For employers and leaders, this is a tough one to realize. Sometimes, people lose their passion, and they want to try something new. We may have set the perfect stage, but it’s not perfect to that person. This person wants something we can’t offer them. We have an unfixable problem.
Leaders try all the time to fix the issue of career unhappiness and sometimes it works. They move someone who is expressing boredom into a manager role. This challenges the individual, reinvigorates them because they get to learn a new skill set and gets their passion jumpstarted. Some leaders may move an individual to a different department for that same reason. New skills, new team, and new passion.
Unfortunately, for many other employees, this is not a fixable problem by the hospital. That employee needs a change of scenery and new people to engage with. Employees leave because they need a challenge in their career that you cannot offer them. You cannot fix their problem. In those cases, it’s okay to say goodbye.
As an employer or manager, the best thing to do is to support the employee in their decision to leave. You have done your due diligence in ensuring it wasn’t an issue that could be rectified. Allow the employee the ability to finish out their role to the date of employment they stated would be their last. Cutting the time short doesn't allow for a smooth transition for the rest of the team.
So why did I leave BluePearl? What’s the skinny, the gossip, the real story? Like so many employees who seek to find another job, it’s complex. It’s usually never one answer. It’s never just salary or just benefits. The answer lies in a variety of the reasons just like for any employee that has ever left any company, some fixable and some not.
I took a position with Veterinary Emergency Group (VEG) as the Director of Nursing Leadership.

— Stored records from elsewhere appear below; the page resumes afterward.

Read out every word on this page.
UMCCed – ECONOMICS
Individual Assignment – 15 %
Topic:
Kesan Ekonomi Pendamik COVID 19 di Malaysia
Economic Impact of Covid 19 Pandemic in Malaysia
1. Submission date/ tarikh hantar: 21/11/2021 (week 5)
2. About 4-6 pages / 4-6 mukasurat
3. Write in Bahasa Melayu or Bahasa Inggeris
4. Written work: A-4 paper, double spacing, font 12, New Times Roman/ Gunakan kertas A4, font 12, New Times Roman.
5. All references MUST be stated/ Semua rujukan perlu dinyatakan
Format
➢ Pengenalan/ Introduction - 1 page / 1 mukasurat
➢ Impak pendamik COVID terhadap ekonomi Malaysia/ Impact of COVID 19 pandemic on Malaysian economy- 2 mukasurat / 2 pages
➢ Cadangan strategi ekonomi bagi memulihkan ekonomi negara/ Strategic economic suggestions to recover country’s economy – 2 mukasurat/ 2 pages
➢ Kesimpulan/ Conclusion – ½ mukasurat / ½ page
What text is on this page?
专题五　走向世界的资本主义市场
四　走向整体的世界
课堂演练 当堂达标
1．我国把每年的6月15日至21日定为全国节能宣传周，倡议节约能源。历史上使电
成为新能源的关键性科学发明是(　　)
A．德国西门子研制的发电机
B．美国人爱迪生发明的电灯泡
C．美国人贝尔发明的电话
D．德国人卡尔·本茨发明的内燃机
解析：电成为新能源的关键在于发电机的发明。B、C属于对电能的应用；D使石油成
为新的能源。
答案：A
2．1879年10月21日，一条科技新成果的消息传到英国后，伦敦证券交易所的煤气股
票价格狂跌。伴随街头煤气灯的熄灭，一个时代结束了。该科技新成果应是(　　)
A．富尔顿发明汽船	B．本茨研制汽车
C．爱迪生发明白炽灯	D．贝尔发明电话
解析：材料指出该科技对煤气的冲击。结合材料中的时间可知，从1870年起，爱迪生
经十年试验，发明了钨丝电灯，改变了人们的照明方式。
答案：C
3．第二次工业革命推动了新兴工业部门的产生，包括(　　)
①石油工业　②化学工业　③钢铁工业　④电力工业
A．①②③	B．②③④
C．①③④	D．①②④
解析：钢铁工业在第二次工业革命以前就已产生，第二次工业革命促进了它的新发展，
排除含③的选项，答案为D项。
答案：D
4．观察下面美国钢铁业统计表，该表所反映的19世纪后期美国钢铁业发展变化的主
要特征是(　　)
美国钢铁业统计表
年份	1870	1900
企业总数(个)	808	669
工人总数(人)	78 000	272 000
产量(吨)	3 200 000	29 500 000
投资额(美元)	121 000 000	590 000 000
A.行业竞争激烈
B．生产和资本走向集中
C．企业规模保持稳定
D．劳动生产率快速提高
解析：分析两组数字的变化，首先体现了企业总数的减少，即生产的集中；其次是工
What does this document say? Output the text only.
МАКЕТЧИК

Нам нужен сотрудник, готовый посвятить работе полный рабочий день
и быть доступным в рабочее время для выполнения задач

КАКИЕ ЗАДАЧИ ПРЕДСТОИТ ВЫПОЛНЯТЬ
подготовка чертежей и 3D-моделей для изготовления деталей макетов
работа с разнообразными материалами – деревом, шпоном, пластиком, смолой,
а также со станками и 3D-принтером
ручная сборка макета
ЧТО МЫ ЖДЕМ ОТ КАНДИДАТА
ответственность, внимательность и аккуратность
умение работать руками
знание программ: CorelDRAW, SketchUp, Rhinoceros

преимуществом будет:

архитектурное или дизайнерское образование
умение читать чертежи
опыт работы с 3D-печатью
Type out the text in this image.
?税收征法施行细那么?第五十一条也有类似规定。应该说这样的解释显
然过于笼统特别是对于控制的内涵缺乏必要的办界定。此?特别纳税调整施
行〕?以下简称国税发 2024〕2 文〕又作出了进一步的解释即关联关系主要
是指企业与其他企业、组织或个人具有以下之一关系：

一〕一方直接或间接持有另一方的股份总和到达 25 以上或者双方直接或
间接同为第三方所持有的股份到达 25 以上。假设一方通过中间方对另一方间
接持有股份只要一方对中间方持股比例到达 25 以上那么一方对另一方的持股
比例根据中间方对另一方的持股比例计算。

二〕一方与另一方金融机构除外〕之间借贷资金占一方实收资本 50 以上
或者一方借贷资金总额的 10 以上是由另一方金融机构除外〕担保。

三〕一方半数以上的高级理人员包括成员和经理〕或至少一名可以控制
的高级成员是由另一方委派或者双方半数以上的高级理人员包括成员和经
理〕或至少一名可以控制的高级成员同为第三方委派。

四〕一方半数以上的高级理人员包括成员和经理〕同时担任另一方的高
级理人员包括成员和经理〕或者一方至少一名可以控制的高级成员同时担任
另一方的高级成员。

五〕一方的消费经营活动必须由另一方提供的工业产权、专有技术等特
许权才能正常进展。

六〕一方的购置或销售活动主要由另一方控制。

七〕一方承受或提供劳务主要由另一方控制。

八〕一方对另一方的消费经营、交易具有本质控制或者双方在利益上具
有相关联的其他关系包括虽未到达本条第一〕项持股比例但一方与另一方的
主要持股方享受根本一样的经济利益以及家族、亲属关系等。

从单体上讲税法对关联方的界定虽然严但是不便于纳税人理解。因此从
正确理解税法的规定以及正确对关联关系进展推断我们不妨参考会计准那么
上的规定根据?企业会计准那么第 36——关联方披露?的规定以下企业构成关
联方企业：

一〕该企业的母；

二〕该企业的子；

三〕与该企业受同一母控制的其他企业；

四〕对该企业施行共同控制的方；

What I can tell you is my passion has been jump-started. I am simultaneously excited and nervous about my new position. New people, new role, new things to do and see. My brain is working overtime and I love it. I am focused on trying to create a more sustainable profession for all veterinary professionals by influencing and improving things that are within my control. My career happiness is at an all-time high right now and I’m soaking in every moment. In this new role, I am on a mission to change the world.